They spent the rest of the day in discussing the killing qualities of shells, grenades, bombs; the stabbing qualities of bayonets, daggers, swords; the exploding properties of dynamite, nitroglycerin, TNT, and others. As they talked Monsieur Satan sucked in his breath exultantly and hissed between his teeth, “Zigouille, toujours zigouille!” while his hand stabbed and twisted into the air.
Another day and he had taken Sheila entirely into his confidence. “I have my mind made. You shall hear the cure, ma’am’selle, for you and I will be partners. A Boche world can be cured but the one way—destroyed, completely destroyed,” and he laughed uproariously. Then his eyes narrowed; he was all cunning and intensity, a beast of prey crouched for the spring. “Ah, but we must whisper; there are spies everywhere. The men in the wards are all spies pretending they are French wounded; and the doctors are spies. Oh, the Boches are damnably clever, but we will be more damnable—we will outwit them. We will blow them into a million atoms. They will make good fertilizer for French vineyards in a hundred years. Eh bien?”

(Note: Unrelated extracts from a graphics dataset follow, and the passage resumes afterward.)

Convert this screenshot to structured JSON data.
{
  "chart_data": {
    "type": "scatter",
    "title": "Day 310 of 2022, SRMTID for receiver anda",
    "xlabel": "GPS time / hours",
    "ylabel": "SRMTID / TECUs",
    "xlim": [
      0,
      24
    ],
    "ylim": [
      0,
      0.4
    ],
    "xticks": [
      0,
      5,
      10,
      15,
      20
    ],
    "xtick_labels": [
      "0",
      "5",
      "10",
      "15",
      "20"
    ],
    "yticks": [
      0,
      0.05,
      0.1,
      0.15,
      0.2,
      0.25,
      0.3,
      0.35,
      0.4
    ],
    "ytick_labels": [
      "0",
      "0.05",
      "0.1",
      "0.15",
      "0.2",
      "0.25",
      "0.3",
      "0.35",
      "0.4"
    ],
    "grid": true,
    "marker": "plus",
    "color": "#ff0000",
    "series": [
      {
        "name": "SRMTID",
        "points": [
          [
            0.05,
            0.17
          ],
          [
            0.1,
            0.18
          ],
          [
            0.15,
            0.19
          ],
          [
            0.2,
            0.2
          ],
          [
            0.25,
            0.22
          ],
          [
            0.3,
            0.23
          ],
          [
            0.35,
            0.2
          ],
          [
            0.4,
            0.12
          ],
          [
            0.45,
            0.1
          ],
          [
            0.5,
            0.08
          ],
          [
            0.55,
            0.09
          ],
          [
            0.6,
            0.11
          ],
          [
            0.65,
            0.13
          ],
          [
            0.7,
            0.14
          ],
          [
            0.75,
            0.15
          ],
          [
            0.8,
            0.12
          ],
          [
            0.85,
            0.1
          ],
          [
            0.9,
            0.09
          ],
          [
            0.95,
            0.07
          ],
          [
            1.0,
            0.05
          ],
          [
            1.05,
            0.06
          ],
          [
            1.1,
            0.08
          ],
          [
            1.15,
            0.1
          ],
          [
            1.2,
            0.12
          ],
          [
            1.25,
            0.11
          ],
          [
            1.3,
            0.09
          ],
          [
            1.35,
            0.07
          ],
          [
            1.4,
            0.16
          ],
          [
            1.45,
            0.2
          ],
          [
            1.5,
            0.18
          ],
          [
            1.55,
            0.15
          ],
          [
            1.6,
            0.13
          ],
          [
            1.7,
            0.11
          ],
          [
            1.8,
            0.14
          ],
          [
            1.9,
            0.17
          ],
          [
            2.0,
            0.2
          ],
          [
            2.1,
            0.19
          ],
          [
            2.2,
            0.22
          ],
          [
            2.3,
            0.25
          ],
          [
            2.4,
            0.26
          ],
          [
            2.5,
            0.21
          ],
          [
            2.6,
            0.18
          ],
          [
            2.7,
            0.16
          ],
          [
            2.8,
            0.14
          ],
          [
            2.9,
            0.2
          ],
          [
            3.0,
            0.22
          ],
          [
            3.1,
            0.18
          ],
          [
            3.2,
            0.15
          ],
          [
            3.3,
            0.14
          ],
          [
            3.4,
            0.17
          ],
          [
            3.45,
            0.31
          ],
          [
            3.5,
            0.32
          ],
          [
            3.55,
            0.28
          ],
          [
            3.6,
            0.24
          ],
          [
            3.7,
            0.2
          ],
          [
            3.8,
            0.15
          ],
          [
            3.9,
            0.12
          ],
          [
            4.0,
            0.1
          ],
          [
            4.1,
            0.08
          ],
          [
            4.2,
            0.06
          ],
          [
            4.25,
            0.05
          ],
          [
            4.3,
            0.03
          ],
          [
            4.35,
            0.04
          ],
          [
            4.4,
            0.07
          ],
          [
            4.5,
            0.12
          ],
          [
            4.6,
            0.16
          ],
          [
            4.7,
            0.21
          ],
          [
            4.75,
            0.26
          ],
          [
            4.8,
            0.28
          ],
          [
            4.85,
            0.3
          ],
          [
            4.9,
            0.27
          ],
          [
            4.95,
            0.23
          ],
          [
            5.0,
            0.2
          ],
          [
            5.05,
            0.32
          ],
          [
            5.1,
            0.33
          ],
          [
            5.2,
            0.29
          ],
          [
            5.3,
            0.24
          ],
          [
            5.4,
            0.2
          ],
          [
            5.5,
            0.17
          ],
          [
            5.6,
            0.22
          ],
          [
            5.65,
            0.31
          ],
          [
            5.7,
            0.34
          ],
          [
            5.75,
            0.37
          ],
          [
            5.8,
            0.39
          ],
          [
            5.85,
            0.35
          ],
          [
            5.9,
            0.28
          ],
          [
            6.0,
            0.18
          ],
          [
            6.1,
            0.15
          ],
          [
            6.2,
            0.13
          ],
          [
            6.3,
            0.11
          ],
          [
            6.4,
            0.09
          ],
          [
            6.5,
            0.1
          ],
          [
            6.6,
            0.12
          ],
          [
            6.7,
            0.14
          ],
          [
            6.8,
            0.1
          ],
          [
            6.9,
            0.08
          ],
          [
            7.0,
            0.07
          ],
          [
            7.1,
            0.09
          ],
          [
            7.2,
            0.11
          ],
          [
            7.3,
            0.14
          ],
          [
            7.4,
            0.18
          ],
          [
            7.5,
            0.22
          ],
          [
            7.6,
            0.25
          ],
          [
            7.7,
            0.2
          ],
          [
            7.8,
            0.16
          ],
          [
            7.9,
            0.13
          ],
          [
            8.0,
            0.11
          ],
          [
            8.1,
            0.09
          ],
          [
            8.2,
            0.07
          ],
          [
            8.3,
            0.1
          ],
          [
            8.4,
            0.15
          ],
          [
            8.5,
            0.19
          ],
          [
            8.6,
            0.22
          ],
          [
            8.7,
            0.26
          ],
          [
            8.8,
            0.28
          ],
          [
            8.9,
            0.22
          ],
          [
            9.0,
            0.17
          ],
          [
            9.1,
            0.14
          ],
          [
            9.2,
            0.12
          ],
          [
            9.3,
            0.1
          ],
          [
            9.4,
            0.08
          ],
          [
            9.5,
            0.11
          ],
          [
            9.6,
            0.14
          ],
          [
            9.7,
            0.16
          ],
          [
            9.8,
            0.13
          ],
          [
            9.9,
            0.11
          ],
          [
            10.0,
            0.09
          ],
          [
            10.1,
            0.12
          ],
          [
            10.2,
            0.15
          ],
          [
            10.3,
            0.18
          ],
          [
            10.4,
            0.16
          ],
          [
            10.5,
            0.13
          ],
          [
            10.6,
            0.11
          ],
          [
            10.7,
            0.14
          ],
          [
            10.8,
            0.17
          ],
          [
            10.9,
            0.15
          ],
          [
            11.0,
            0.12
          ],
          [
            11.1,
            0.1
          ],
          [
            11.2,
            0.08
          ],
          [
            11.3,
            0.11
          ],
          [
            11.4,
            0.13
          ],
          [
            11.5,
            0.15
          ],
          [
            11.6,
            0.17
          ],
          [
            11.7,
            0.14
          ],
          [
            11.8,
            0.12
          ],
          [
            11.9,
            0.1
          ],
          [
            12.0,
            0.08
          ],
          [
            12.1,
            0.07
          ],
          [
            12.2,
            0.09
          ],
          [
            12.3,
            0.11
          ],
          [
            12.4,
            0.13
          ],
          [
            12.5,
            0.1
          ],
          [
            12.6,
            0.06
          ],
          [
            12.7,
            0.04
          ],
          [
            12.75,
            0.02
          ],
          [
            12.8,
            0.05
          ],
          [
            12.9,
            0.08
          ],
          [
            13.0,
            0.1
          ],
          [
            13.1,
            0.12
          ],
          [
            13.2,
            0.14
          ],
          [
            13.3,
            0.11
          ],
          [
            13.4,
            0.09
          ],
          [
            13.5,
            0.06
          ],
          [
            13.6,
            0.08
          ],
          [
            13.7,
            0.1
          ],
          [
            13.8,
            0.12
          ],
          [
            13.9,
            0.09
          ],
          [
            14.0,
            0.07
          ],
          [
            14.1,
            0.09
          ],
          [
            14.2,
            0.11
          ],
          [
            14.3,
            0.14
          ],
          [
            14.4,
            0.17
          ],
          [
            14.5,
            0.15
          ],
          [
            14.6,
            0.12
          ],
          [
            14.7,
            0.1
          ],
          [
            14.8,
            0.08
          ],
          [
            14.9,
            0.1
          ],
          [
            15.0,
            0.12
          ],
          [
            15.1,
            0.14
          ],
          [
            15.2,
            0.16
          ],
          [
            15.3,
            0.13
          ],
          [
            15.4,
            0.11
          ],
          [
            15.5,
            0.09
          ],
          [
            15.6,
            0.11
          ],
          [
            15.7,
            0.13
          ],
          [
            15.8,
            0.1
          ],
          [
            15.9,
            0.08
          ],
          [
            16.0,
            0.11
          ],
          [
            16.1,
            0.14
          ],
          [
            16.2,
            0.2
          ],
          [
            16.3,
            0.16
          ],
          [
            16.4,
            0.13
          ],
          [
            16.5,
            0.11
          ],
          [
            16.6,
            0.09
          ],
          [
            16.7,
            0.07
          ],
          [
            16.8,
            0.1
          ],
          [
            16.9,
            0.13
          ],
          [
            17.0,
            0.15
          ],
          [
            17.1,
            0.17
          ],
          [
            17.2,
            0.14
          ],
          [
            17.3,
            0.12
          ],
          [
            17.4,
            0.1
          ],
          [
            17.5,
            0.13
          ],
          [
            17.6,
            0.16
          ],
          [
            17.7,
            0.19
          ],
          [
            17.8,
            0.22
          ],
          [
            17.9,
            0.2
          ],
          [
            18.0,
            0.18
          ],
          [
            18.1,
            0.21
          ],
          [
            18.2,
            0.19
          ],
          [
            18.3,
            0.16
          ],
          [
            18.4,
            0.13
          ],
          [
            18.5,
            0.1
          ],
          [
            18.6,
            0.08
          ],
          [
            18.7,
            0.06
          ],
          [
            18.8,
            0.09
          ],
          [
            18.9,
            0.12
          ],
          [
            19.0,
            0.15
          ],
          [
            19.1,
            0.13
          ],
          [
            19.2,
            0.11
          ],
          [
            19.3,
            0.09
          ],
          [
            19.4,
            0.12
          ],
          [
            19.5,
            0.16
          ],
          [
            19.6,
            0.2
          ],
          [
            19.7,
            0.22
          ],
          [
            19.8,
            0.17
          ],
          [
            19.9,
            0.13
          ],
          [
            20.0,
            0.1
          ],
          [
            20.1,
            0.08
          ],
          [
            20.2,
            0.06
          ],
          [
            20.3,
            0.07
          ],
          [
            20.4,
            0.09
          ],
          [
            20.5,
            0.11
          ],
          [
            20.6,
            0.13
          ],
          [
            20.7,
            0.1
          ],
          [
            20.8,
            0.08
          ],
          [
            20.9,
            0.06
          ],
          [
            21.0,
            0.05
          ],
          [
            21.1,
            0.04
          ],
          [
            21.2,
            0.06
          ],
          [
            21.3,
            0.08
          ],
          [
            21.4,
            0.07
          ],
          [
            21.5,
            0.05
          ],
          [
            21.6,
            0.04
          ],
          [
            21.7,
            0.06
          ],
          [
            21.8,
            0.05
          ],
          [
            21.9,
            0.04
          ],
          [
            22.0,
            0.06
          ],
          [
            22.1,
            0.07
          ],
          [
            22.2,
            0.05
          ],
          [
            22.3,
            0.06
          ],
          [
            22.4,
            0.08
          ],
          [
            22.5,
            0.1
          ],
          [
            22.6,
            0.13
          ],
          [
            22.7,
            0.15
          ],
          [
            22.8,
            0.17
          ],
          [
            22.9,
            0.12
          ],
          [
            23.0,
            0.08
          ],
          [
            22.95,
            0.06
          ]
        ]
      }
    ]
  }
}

So Sheila became partner in evolving the most colossal crime the world had ever known. Everything played into her hands and gave credence to her deceptions. The great cases that came by night packed with dressings were to Monsieur Satan air-bombs with propellers. They were to be set loose on the day appointed in such millions that the air would be charged with them, the sun blotted out; and they would drop in exploding masses over the earth, exterminating humanity.
“They shall be like the hordes of locusts that nearly destroyed Egypt—only these shall destroy. And how every one shall run in terror! You will see, ma’am’selle. It will be a good sight.” And Monsieur Satan rubbed his hands in keen anticipation.
The tanks of oxygen placed on motor-trucks, the gasoline-tanks, were nothing else than a deadly gas. The partners had concocted it out of the strangest compounds, unshed-tears, heart-agony, fear-in-the-night, snipers’ barks, and moonshine. Monsieur Satan chuckled over the formula and said he would swear not a living soul could withstand a single whiff of it. It was agreed that the makers of the gas—mythological beings Sheila had created—should be killed at once so that their secret should never be discovered; and Sheila herself was despatched to compass the deed. Before she returned the bell in the church near by was tolling for their parting souls; and Monsieur Satan chuckled as he cast admiring glances at this prompt executioner.
“You are a good pupil, ma’am’selle; you learn quickly. Now the maps.” And they fell to diagraming where the piping for this deadly gas should be laid.
Not an inch of the old world was to be left peopled; from east to west and north to south everything was to be destroyed. No, not everything. Even as Monsieur Satan decreed it he hesitated. “There are the children, I think—yes, I think they shall live. Their hearts are pure; the Boches cannot contaminate them. They shall live after us with no memory of evil, so they can build again the beautiful world.” He stopped and looked across at the nurse with a haunting, wistful stare. “Tell me, ma’am’selle, was the world ever beautiful?”
“Very beautiful, capitaine.”
He passed an uncertain hand over his eyes. “I seem to remember that it was; but now I see it always running with red blood boiling from hell.”
After that the children were always in his mind; as he planned the destruction of the rest of the world he planned their re-creation. Thereupon Sheila saw to it that the war orphans from the crêche came to play in the hospital gardens—under the window of the little room. Soon it became a custom for Monsieur Satan to look for them, to ask their names, and wave gaily to them. And they waved back. And the chief of the surgical staff began to marvel that Monsieur Satan should give no more trouble.